Even with the proposed changes, some critics remain concerned about how many jobs (especially good jobs) EB-5 investments actually create and for how long, the designation of the “high unemployment” TEAs, and the difficulty in accessing information from the United States Citizenship and Immigration Services (USCIS), which runs the program, about these TEAs and jobs created.
Since 2008, the hotel industry has seen a sharp increase in EB-5 investments, fueled by an expansion of the Regional Center Program. These hotel projects promise to create thousands of hospitality and construction jobs in areas of high economic need. However, not enough information is available to the public about the actual outcomes of these investments. UNITE HERE, a union that represents over 250,000 hotel, gaming and food service workers across the US and Canada, has been actively monitoring hotel development projects seeking and using EB-5 investments, and can share its research and analysis regarding several local projects including the following:
- In Chicago, the Regional Center GO USA EB-5, representing developer SMASHotels, is soliciting EB-5 investment overseas for a new 192 room “upscale” Marriott International Autograph-brand hotel in the affluent Streeterville neighborhood.
- The median family income in the zip code that houses Streeterville is $167,321 per year.
- Despite the luxurious surroundings and wealthy residents of the neighborhood, the federal government is likely deciding whether or not to designate a single census tract within Streeterville as a high-unemployment TEA.
- In Philadelphia, 90 EB-5 investors were recruited to provide $45 million in financing for the 268-room Kimpton Monaco Hotel across from Independence Hall.
- By late 2014, those investors needed to show USCIS that the hotel had created 900 direct and indirect jobs. According CanAm Enterprises, LLC, the firm that put together the EB-5 financing deal for the Philadelphia Monaco, that project has created 1,387 jobs.
- The USCIC permits projects to count direct jobs, jobs indirectly created or induced jobs from hotel operations, and indirect jobs created through construction spending. A City of Philadelphia document from 2011 indicates that the Hotel Monaco project had created only 177 jobs, which we believe to be direct jobs at the hotel.
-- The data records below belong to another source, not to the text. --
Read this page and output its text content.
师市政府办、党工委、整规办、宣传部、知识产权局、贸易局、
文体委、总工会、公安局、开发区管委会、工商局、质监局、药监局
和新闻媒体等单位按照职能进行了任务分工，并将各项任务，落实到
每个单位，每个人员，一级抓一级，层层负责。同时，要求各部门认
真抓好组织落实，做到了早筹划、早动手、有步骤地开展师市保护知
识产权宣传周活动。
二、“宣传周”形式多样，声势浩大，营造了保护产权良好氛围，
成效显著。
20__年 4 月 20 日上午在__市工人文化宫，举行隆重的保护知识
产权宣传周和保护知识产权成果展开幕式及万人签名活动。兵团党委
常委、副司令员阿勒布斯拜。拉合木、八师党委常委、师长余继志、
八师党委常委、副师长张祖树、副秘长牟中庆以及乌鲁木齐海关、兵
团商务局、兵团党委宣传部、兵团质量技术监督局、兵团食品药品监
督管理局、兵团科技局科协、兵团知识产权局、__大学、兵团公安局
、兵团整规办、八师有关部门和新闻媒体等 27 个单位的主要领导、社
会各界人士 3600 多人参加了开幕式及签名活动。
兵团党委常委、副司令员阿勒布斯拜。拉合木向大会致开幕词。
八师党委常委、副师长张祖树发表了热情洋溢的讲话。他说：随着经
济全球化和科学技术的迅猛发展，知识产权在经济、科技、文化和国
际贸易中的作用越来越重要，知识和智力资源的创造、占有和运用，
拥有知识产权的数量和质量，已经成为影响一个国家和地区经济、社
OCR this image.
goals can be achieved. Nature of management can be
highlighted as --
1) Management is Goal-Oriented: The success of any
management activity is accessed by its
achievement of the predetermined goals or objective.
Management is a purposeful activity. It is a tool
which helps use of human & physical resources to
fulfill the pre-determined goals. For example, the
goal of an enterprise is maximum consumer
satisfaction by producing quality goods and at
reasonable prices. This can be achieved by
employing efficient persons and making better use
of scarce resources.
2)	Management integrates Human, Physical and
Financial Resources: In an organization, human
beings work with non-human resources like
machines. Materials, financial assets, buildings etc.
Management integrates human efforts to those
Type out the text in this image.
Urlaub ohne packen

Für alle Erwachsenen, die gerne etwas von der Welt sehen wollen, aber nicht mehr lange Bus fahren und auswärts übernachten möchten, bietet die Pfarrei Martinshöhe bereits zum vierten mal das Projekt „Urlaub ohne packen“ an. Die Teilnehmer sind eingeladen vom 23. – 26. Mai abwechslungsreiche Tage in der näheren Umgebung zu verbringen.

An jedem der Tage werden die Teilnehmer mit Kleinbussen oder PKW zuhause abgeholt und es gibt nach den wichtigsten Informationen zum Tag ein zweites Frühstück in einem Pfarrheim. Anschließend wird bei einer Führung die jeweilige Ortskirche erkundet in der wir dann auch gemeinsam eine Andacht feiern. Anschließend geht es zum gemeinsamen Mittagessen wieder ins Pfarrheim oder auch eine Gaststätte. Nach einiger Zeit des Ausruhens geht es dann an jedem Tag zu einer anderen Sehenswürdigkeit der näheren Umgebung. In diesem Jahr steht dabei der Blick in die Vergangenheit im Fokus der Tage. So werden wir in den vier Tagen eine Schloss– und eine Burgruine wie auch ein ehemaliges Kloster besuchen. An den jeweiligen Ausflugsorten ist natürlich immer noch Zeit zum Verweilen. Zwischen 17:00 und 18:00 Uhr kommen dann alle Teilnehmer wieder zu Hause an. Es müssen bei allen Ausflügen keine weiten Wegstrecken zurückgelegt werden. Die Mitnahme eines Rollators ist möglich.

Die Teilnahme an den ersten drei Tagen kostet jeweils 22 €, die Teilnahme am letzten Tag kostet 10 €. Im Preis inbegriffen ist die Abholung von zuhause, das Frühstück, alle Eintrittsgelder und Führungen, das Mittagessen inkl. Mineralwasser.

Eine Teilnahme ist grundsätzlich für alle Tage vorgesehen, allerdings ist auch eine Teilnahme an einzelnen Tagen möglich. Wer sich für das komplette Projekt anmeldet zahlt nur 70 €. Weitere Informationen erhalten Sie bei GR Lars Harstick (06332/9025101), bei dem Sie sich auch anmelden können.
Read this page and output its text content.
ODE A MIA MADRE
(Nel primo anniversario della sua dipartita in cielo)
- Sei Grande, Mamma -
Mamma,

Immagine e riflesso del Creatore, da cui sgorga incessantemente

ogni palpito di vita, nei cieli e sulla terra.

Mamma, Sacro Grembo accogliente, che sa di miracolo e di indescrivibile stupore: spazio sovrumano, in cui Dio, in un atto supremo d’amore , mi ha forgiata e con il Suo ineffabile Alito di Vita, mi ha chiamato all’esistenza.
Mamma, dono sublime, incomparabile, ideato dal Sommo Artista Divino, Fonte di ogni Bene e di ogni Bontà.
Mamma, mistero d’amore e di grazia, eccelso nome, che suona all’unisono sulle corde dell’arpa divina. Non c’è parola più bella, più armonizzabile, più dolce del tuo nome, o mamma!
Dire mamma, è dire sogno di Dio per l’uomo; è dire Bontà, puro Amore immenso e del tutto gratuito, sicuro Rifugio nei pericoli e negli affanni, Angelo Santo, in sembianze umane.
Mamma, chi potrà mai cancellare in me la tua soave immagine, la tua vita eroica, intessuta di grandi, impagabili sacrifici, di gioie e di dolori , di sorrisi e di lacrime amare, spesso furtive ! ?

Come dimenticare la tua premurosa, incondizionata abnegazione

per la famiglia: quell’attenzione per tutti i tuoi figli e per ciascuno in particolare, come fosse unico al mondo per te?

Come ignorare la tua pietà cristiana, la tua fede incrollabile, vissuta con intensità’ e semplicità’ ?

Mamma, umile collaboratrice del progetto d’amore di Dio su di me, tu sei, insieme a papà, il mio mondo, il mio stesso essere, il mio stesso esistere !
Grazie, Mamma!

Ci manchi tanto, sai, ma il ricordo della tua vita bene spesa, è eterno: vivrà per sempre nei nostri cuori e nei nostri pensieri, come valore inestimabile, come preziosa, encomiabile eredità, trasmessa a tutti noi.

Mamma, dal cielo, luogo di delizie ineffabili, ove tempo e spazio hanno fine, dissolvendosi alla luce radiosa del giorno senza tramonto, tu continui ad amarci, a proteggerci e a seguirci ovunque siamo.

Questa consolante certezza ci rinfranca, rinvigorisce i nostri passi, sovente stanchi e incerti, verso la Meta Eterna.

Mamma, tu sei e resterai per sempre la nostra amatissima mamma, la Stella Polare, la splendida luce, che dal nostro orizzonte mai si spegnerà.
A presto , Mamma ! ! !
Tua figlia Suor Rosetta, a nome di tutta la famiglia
This means that the remaining 1,210 jobs CanAm says the Philadelphia Monaco project created were indirect or induced jobs.
- In response to a FOIA request, USCIS provided to UNITE HERE only a heavily redacted copy of CanAm’s model for these projections.
- Similarly, in San Francisco, the Kor Group plans to reopen the 135 room Renoir Hotel as the boutique Proper Hotel San Francisco.
- Kor raised $40 million in EB-5 financing for the project from 80 EB-5 investors. To support 80 EB-5 investors, the developer will have demonstrate at least 800 jobs related to the project. In 2013, the developer reported to a local agency the hotel will directly employ 155 people.
- The developer also reported in 2013 that, beyond EB-5 financing, the project is benefiting from financing with federal New Market Tax Credits and Historic Tax Credits.
- In Washington State, Yareton Investment & Management has entered into a development agreement with the City of Tacoma for the construction of a 300-room convention center hotel on what is now city-owned land.
- Yareton has stated its intention to use substantial EB-5 financing for the hotel, but has yet to expand its existing EB-5 regional center to include Tacoma.
- The existing regional center was established for an as-yet uncompleted project in Des Moines, Washington, a Four Points by Sheraton Hotel which received EB-5 investment funding and additional public subsidy.
- USCIS initially stated its intent to deny that regional center covering Des Moines, but the regional center was later approved following political intervention.
“We are obviously enthusiastic about programs that create good jobs for people that need them,” said Jo Marie Agriesti, UNITE HERE’s Hotel Division Director. “But we want the reality of EB-5 to match the rhetoric surrounding the program, especially when it comes to more transparency, better access to accurate information on EB-5 funded projects, and a more aggressive USCIS holding regional centers to higher standards for accurate and sensible job-creation numbers.”